Para os Gestores mais civilizados e responsáveis, é possível levar renda a partir da identificação das forças e capacidades de cada perfil socioeconômico local, incentivando a organização de núcleos de negócios, seja na pecuária, na agricultura, prestação de serviços, no artesanato, na culinária, na música e, a partir dessas células, criar uma rede de empreendedorismo, orientando na formação de projetos, na comercialização, captação de recursos, financiamento governamental e privado, fomentarem iniciativas inovadoras com premiação, suporte técnico, inserção nos mercados, controle de qualidade, inserindo esses grupos no ambiente de rede (criando um portal onde estaria concentrado o portfólio de cada núcleo, sua história, missão, visão, valores), incluir na programação oficial – calendário cultural da cidade feiras, atrelar a marca do projeto aos eventos oficiais da cidade, etc. Não são ideias novas, mas são inovadoras ao atual modelo de Gestão Pública fria e insensível aos potenciais de sua gente.

Governar para o povo é tudo que não vem acontecendo na atualidade. A grande mídia, as corporações, que geram grande parcela dos empregos, das receitas e dos impostos, inevitavelmente, irá interferi na politica e na aplicação dos recursos públicos. Este é um fenômeno crescente nas cidades polo e agora em cidades menores do interior da Bahia.

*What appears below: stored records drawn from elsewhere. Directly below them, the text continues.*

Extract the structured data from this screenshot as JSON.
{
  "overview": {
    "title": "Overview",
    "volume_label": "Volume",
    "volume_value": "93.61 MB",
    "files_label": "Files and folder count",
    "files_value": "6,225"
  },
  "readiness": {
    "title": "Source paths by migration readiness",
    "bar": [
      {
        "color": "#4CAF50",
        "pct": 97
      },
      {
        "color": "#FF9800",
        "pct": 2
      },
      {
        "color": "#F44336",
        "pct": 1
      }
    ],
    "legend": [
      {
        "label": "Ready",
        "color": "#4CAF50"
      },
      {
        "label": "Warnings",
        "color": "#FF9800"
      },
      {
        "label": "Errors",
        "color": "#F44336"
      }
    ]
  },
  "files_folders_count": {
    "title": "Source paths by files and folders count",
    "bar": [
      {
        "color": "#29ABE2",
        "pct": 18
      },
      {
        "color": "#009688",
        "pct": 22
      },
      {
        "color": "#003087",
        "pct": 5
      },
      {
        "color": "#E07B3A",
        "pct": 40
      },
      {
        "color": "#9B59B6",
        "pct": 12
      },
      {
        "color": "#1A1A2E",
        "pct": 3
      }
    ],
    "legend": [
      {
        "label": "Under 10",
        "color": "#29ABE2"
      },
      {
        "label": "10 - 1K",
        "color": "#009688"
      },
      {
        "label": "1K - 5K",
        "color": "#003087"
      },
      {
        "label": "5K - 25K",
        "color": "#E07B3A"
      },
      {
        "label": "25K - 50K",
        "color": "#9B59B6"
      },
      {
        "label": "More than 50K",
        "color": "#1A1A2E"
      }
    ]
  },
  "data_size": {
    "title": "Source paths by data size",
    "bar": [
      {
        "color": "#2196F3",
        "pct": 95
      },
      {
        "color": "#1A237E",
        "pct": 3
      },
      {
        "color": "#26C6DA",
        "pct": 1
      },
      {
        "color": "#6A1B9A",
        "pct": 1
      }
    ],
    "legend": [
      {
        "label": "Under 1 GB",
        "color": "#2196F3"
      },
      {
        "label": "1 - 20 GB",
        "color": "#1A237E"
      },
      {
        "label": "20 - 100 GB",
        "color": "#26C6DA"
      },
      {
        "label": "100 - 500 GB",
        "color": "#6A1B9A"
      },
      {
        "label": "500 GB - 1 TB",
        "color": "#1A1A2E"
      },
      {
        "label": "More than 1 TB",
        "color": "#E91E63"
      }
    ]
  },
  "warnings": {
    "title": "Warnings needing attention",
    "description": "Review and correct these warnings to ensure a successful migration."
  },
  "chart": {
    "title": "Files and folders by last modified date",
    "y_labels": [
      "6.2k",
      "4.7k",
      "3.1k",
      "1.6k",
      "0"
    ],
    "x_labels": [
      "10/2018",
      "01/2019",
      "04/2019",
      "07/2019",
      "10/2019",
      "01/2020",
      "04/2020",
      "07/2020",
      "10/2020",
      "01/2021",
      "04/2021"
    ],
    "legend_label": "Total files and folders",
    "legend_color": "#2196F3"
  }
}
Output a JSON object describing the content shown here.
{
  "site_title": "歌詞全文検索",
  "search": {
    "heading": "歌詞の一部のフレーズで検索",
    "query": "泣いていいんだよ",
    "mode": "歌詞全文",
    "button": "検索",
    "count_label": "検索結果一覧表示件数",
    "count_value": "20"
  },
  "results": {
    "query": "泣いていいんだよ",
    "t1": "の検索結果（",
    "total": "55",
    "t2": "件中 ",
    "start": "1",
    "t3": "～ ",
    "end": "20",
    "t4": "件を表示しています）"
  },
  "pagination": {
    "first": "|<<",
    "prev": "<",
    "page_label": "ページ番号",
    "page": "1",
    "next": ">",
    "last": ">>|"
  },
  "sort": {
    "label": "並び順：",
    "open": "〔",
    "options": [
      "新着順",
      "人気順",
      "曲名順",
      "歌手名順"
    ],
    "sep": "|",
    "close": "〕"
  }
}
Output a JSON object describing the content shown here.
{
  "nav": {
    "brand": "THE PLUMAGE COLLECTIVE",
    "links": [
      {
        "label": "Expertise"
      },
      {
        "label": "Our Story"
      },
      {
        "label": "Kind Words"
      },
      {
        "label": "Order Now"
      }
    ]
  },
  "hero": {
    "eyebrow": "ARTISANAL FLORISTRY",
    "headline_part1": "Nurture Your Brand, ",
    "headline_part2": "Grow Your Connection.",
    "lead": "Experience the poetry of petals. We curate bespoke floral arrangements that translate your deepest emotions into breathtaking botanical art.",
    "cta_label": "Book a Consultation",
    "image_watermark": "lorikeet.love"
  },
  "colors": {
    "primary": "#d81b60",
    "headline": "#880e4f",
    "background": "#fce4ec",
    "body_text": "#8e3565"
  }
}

Mas com a lei de acesso a informação, com blogueiros independentes e a mídia alternativa em geral a vida fácil dos ordenadores de despesa tende a se deslocar da zona de conforto para um uma zona menos tranquila. A partir do acesso a estas ferramentas, as pessoas saberão como e onde está sendo utilizado, bem como o que fazer, no caso de detecção de indícios de Crimes Contra a Administração.